Ferrari explained that globally, measles vaccination occurs through two mechanisms — parents bringing their kids in for routine visits at health facilities and large-scale community-based campaigns that try to reach those who have poor access to health facilities.
“Both of these mechanisms were disrupted because of COVID-19,” he said. “Many children missed their scheduled opportunities for vaccination over the last three years, and now is a critical time to allocate resources to making up that vaccination gap before those communities experience large outbreaks.”
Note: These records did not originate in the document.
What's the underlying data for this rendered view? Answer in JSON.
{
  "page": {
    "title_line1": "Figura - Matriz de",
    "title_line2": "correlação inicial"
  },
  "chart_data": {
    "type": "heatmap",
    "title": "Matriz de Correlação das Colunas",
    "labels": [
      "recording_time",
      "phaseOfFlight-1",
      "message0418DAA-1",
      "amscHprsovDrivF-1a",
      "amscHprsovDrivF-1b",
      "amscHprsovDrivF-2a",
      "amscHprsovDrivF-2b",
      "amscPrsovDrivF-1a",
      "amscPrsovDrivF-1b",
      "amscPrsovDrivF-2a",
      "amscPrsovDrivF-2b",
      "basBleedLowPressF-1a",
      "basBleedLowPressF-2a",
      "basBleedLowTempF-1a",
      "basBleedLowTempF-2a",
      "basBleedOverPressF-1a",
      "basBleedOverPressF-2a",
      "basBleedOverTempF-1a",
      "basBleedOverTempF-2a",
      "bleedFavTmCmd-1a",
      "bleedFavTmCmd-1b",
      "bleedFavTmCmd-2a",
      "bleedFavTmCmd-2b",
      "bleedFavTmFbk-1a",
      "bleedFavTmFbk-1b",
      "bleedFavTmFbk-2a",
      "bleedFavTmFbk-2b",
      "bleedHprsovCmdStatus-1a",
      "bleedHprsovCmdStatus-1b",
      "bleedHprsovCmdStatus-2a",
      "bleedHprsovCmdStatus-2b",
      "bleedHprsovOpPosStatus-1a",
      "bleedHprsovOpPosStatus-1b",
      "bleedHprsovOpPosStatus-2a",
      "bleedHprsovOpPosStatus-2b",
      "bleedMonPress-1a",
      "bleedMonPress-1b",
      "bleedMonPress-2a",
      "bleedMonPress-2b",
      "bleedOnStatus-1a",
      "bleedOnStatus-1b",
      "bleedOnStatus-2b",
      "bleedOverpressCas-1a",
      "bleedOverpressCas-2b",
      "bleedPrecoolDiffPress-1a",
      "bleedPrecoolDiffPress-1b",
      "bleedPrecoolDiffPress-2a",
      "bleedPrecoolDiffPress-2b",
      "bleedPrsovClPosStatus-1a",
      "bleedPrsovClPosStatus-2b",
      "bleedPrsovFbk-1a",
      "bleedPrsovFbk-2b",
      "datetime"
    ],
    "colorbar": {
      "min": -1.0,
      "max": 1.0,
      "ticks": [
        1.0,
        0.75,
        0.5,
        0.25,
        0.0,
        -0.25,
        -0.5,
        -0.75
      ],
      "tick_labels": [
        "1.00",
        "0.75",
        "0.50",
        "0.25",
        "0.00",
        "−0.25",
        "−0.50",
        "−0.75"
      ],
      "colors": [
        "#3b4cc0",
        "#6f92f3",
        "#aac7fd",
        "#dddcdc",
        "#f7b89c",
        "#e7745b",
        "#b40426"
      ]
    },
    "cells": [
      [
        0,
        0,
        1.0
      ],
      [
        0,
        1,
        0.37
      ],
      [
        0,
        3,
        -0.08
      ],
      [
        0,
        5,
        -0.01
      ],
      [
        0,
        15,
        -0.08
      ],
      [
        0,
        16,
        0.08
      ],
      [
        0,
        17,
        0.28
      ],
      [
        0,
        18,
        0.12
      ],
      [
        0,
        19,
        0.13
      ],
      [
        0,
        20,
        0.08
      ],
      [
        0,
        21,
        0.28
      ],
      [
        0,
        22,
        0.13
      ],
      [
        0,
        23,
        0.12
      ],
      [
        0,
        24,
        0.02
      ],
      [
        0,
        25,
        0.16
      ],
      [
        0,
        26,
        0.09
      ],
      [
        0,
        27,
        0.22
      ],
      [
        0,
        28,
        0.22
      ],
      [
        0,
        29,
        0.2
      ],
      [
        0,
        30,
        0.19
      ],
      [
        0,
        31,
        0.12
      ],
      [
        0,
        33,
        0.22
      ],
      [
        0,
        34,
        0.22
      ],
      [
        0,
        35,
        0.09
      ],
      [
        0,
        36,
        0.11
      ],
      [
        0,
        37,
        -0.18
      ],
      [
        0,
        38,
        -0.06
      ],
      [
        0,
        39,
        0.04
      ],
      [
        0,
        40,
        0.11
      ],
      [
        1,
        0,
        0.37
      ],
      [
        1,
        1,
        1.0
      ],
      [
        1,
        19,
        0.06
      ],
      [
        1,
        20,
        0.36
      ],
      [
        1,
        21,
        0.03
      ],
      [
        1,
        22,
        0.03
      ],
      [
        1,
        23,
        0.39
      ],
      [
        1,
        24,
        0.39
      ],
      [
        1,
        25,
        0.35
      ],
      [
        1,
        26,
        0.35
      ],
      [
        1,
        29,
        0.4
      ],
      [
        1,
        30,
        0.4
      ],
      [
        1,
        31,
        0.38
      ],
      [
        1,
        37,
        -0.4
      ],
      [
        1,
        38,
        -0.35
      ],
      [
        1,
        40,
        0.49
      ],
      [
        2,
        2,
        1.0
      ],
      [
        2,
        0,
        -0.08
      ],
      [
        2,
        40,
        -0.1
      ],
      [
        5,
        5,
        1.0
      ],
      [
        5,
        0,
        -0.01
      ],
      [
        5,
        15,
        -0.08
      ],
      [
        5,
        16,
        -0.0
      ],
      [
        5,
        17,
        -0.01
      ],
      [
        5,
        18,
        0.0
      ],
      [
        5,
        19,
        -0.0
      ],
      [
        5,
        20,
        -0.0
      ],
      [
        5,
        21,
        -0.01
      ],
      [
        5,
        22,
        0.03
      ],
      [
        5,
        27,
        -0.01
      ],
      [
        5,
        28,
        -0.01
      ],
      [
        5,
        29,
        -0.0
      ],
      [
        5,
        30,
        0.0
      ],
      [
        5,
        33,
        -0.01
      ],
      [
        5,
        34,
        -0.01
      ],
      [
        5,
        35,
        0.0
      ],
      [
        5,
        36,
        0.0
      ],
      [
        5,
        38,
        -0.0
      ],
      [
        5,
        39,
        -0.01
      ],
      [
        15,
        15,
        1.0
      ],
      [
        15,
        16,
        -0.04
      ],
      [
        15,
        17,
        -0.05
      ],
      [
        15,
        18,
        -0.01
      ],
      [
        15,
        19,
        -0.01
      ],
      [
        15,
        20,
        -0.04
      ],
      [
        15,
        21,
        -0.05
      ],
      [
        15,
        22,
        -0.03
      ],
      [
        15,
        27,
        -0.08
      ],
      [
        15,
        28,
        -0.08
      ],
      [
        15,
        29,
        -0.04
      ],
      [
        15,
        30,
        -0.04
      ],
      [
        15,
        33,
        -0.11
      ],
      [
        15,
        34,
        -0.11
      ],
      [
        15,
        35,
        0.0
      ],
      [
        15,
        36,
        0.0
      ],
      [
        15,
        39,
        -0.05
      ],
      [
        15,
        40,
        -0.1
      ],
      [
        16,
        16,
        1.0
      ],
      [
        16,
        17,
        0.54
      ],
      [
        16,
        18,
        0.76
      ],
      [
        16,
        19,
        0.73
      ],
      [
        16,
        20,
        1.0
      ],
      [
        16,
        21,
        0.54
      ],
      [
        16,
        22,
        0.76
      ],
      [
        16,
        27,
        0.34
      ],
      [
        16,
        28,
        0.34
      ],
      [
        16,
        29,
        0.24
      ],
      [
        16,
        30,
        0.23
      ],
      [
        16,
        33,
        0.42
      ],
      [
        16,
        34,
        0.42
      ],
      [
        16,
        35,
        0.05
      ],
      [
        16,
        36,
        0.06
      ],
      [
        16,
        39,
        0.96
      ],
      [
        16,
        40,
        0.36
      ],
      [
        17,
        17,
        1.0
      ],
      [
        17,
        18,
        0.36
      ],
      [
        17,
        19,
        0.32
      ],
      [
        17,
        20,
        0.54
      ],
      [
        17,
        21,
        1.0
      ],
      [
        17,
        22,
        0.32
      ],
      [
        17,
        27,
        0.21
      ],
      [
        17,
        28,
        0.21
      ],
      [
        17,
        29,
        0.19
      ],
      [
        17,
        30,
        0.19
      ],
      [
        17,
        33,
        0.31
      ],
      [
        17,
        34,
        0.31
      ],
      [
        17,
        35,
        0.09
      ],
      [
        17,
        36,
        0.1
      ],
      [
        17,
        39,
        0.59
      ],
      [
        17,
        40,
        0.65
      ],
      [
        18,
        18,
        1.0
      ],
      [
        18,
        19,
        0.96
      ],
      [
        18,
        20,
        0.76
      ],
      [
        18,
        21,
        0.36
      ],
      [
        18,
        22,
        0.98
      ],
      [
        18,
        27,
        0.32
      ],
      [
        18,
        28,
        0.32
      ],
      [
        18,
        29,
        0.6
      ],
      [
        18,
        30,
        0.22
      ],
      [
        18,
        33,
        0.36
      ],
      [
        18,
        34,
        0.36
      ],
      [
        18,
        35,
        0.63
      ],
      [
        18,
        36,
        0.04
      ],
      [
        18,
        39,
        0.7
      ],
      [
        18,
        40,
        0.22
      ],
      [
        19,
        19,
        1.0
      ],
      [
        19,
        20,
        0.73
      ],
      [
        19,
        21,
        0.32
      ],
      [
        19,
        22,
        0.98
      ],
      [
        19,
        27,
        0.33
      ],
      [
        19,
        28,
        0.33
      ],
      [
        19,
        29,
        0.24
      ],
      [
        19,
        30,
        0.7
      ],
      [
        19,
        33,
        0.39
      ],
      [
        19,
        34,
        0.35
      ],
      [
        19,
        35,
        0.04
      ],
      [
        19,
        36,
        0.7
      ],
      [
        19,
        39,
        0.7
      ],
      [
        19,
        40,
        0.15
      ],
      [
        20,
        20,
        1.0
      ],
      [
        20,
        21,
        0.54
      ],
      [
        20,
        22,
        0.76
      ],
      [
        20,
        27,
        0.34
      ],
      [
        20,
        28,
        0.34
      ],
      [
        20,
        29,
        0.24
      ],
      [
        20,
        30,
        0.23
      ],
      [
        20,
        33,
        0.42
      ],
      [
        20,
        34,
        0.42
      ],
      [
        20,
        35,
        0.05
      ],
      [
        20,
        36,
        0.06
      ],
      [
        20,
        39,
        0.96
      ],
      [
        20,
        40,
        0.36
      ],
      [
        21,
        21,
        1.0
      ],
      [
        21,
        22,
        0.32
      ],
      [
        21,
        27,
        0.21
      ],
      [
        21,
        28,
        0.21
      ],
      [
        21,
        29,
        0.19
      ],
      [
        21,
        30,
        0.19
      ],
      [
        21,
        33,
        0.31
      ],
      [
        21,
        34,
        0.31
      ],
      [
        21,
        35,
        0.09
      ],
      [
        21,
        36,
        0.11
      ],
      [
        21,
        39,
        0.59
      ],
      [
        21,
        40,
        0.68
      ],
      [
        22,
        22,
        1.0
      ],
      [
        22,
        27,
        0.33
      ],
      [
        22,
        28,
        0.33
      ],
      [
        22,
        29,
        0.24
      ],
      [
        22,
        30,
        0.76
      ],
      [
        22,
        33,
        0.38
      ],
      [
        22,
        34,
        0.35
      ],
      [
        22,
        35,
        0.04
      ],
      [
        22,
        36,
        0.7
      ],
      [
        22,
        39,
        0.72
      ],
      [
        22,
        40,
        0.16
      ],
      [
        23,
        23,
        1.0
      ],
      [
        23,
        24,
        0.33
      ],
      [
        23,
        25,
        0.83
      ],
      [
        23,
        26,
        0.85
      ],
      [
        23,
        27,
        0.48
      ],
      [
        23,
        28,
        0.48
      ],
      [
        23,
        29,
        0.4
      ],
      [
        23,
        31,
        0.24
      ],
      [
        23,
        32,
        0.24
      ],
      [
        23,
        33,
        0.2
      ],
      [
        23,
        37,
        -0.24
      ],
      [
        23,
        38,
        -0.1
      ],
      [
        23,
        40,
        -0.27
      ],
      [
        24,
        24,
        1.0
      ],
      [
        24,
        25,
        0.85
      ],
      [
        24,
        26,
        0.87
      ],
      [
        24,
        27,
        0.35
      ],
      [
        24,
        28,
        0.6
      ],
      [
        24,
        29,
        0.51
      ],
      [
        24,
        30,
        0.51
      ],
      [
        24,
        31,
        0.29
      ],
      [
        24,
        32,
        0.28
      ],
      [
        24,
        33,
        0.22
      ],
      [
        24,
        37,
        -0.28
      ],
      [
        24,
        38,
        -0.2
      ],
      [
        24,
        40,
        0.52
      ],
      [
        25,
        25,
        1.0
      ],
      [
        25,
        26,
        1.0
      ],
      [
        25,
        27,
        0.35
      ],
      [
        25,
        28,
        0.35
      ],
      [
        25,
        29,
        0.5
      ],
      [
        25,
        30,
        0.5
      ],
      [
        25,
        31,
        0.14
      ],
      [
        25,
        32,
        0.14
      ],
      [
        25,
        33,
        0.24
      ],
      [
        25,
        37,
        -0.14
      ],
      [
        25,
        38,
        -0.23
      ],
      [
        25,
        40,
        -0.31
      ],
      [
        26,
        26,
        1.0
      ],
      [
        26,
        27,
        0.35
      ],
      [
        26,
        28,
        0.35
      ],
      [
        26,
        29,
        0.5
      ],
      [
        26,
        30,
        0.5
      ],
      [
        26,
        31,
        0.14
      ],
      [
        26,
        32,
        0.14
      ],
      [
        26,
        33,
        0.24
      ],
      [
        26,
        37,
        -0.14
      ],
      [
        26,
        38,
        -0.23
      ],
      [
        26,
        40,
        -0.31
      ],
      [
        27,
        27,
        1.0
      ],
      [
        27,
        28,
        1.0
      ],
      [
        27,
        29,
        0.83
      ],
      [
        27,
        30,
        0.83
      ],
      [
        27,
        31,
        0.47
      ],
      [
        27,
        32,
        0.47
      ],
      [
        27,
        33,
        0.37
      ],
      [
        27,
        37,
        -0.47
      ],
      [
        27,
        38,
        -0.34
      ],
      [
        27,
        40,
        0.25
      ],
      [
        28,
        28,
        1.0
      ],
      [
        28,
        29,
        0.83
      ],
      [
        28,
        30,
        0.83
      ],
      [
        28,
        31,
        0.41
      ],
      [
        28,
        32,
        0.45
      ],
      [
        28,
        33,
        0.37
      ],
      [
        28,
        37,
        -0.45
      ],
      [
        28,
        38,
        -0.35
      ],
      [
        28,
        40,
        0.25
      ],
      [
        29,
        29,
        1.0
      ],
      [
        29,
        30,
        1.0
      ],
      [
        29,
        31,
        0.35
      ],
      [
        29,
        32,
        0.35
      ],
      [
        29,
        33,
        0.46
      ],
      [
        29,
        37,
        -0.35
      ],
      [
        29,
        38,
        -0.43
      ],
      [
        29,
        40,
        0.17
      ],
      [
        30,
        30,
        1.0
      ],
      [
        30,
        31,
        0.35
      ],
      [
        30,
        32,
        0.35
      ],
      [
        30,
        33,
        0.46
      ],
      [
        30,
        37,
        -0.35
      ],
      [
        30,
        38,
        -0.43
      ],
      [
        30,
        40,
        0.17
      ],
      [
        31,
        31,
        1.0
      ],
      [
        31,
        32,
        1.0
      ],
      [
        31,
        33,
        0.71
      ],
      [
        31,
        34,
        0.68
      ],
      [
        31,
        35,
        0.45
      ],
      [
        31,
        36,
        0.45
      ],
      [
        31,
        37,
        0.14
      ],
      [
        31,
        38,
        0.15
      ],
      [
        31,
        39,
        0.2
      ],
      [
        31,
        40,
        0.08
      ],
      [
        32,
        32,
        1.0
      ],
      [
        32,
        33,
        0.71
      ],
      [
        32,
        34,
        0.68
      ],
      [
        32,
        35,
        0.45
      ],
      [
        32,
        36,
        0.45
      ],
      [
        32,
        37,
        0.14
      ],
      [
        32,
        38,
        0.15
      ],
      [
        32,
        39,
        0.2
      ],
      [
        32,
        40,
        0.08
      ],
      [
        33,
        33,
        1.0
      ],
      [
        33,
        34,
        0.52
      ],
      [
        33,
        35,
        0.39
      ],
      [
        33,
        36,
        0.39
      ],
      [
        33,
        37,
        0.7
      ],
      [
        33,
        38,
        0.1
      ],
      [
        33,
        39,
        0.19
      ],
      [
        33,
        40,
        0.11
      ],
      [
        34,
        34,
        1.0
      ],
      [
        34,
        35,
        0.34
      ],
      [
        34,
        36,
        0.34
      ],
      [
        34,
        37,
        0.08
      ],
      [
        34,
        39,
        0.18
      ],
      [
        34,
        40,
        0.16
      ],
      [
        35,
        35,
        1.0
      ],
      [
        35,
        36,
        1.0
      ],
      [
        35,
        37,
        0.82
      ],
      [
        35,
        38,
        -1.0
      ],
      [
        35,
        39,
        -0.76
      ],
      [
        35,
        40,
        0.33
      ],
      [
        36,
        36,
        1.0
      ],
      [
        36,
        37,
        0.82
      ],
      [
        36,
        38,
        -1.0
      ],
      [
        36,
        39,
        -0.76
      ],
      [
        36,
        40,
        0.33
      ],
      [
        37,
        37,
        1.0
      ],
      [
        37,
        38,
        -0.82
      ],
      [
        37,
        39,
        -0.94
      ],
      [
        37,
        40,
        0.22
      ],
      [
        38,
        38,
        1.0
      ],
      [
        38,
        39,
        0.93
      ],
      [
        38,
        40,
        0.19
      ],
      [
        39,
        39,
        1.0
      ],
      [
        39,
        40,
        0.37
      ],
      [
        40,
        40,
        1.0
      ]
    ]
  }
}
In a release, WHO Director-General Tedros Adhanom Ghebreyesus said, “The paradox of the pandemic is that while vaccines against COVID-19 were developed in record time and deployed in the largest vaccination campaign in history, routine immunization programs were badly disrupted, and millions of kids missed out on life-saving vaccinations against deadly diseases like measles. Getting immunization programs back on track is absolutely critical. Behind every statistic in this report is a child at risk of a preventable disease.”
To determine the global number of measles cases, Ferrari led the team’s development of a statistical model that integrates surveillance data collected from health facilities across the world to estimate the number of cases that likely occurred but were not recorded.
“The vast majority of measles cases occur in the community and are not recorded by health systems,” he explained.
To determine the number of measles fatalities, Ferrari co-developed a model of the case fatality rate, or the percentage of cases that result in fatalities.
“We integrated data from many studies around the world to develop a model to predict the likelihood that a case will result in a death,” said Ferrari. “By summarizing the patterns in specific places and times we were able to develop a model that could predict the case fatality rate in places and times where there were no studies.”
The modeling results revealed that an estimated 9 million cases and 128,000 deaths from measles occurred worldwide in 2021. Twenty-two countries experienced large and disruptive outbreaks, with 18 of these occurring in Africa.
The team estimated that global coverage with a first measles vaccine dose increased from 72% in 2000 to a peak of 86% in 2019 but decreased during the COVID-19 pandemic to 83% in 2020 and 81% in 2021, the lowest measles vaccine coverage recorded since 2008. In addition, only 71% of children received their second measles-containing vaccine dose in 2021.
“Most children — more than 80% — will be protected by the first dose, but those that are not have very little protection at all,” said Ferrari. “The second dose is critical for catching up those kids that weren’t protected by the first dose.”
The team noted that coverage of 95% or greater of two doses of measles vaccine is needed to create the herd immunity that would ultimately protect communities and achieve and maintain measles elimination.
“The record number of children under-immunized and susceptible to measles shows the profound damage immunization systems have sustained during the COVID-19 pandemic,” said CDC Director Dr. Rochelle P. Walensky in a release. “Measles outbreaks illustrate weaknesses in immunization programs, but public health officials can use outbreak response to identify communities at risk, understand causes of under-vaccination, and help deliver locally tailored solutions to ensure vaccinations are available to all.”